While we're on the subject of things I don’t get in the southern vampire so-called mysteries series, why is Harris so tickled pink by her Elvis Presley vampire? She never calls him that; he's always referred to as Bubba, but if she's scared of being sued by his estate, then calling him Bubba isn’t going to help her one bit given that she's already positively ID'd him by writing all around who he is.

Let's get back to the purported plot. Despite constant whining about how much she misses the completely bland and uninteresting Vampire Bill, Suck-ee has no problem at all in powerfully lusting, with very other thought, after her escort in this novel. He's a werewolf called Alcide, but I shall hereinafter refer to him as Rancid. He's a real man who drives a man's truck and eats man's food and talks with a man's voice. He probably makes manfarts and takes mandumps, too, and no doubt Suck-ee will get around to giving us the low-down in due 'coarse'. But now Harris has me wondering what Bill is. Or Eric. I mean if Rancid is such a manly man's man, and very manful too, where does that leave the previous men in her life? Oh man!

Rancid is working for Eric (who is the only character in this entire novel who makes for remotely acceptable reading); Rancid is in Eric's debt for his father's gambling and that's why he's escorting Suck-ee to Jack-off, Mississippi, where (exactly like the previous novel) she has to dress up like a wolf's dinner to go to a night club and listen in on the thoughts of others. Of course, she's 100% spectacularly successful in all cases because there is always one of the bad guys guaranteed to be running off at the mind on the very subject she wants to learn about. Rancid's old boyfriend, over whom he's really hurting, just happens to be having her engagement party there, and she trots over to diss him and his 'girlfriend'. I was dearly hoping that Suck-ee would have some tart one-liners for her, but intelligent and/or amusing repartee is was evidently well outside of Harris's reach.

Tera is also there (why?!) and she and Suck-ee do a raunchy dance to the thrill of everyone there. Then she wonders why the 'Weres' hit on her! This leads to her becoming injured and she's rescued by Russell Edgington, the vampire king of the state, who insists she come back the next night. When she does, she saves the life of Russell's number two (not to be confused with Rancid's mandump), but gets staked herself instead. Of course, Eric is there to rescue her. Eric also gets to lick her tears. I am not kidding you. Suck-ee has zero problem with this, yet bitches and whines endlessly about Vampire Bill's possible unfaithfulness.

Which self-respecting girl (and one in a supposed love relationship, to boot) would let another guy lick her tears?

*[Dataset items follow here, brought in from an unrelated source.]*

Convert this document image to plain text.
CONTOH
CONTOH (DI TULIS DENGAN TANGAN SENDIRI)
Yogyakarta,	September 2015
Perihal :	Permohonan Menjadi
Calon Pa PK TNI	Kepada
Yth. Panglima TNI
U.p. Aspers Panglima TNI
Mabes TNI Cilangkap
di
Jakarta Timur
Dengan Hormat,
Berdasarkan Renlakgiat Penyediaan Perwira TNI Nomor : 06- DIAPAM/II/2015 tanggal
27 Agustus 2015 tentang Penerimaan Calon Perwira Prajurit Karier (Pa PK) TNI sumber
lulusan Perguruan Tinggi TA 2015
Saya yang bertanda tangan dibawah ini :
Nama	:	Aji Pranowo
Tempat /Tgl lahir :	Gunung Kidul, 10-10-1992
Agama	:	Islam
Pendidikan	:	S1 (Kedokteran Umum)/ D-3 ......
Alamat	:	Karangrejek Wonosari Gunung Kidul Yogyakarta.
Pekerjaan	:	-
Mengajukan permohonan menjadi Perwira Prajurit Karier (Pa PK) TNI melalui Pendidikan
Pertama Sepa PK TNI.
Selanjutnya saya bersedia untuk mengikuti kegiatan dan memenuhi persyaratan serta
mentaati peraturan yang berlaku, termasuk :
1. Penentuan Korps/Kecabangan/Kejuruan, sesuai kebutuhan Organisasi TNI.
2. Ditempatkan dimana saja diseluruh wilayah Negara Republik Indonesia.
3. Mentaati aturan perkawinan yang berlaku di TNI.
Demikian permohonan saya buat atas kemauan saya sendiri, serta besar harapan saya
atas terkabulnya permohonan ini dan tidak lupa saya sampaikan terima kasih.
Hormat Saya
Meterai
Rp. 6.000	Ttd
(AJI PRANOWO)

We're expected to believe that vampires get off on all kinds of human body fluids, but evidently this applies only if they relate to crying and blood. I seriously doubt there will be a volume in this series where we'll see Harris extol the joys of licking sweat, or swallowing semen, chawing ear wax, or gulping down the golden rain.

Needless to say this novel sucked almost exclusively. The only salvageable parts were the ones where Eric showed up. Why Harris can write him as quirky, interesting, and issuing amusing comments while everyone else in the entire novel is boring as a Rancid Mandump is the Southern Vampire mystery.